Jeśli chodzi o emocje, William jest jak otwarta księga – nie potrafi i nigdy nie potrafił ich maskować, przez co jest też beznadziejny w kłamaniu. Gdy jest zażenowany, najczęściej odwraca wzrok, wbijając go w podłogę lub w inny, nieokreślony punkt w przestrzeni. Zdarza mu się nerwowo uśmiechać, sięgać dłonią karku albo przeczesywać palcami włosy. Ma także skłonność do rumieńców, więc uczuciu zażenowania nierzadko towarzyszą czerwone plamy na szyi i policzkach.
18. Czy Twoja postać ma zwierzęta? Czy miała je w przeszłości? Jeżeli tak - jakie? Jaki jest jej stosunek do zwierząt?
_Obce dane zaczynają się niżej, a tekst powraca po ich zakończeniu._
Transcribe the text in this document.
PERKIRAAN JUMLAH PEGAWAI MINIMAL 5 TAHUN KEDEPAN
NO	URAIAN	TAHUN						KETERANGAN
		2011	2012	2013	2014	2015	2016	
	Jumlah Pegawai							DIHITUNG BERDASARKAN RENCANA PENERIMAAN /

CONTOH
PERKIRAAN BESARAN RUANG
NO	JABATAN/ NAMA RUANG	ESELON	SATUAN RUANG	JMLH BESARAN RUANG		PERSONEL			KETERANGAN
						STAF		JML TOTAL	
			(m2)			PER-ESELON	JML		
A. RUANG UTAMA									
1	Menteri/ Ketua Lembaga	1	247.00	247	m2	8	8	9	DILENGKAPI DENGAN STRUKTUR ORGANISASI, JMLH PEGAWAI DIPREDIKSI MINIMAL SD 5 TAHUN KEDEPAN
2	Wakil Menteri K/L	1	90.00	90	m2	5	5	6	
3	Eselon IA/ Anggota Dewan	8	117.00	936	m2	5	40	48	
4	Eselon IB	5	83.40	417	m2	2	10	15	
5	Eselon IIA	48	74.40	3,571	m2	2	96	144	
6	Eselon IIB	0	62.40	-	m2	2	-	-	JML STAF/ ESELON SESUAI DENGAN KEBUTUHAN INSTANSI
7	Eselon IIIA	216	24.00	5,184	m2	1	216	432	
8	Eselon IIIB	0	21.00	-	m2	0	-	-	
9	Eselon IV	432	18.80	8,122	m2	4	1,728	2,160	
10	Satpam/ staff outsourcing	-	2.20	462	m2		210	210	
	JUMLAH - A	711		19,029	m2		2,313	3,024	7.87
William wychowywał się na wsi, jego rodzice posiadali niewielkie gospodarstwo, więc – chcąc nie chcąc – przebywał w otoczeniu zwierząt od wczesnej młodości. W przeciwieństwie do jego braci, nigdy nie miał do nich specjalnej ręki, ale ich towarzystwo mu również nie wadziło; jeśli była taka potrzeba, to przy nich pomagał, kiedyś zaczął się nawet uczyć jeździectwa, ale jazda na końskim grzbiecie nie zdobyła jego serca na tyle, by chciał poświęcić jej więcej czasu – zwłaszcza kosztem treningów Quidditcha. Obecnie posiada sowę oraz przygarniętego psa, Tłuczka, do którego przywiązał się bardziej niż byłby skory przyznać; kiedy tylko jest w domu, psiak nie odstępuje go na krok, a gdy potrzebuje oderwać myśli od codziennych trosk, chodzi z nim na długie spacery. Mimo że niewielki kundel sieje zniszczenie wszędzie tam, gdzie się pojawi, i zdaje się posiadać niemożliwe do spożytkowania zapasy energii, Billy nie potrafi się na niego złościć – bez zawahania wybaczając mu pogryzione buty i plamy błota na kanapie.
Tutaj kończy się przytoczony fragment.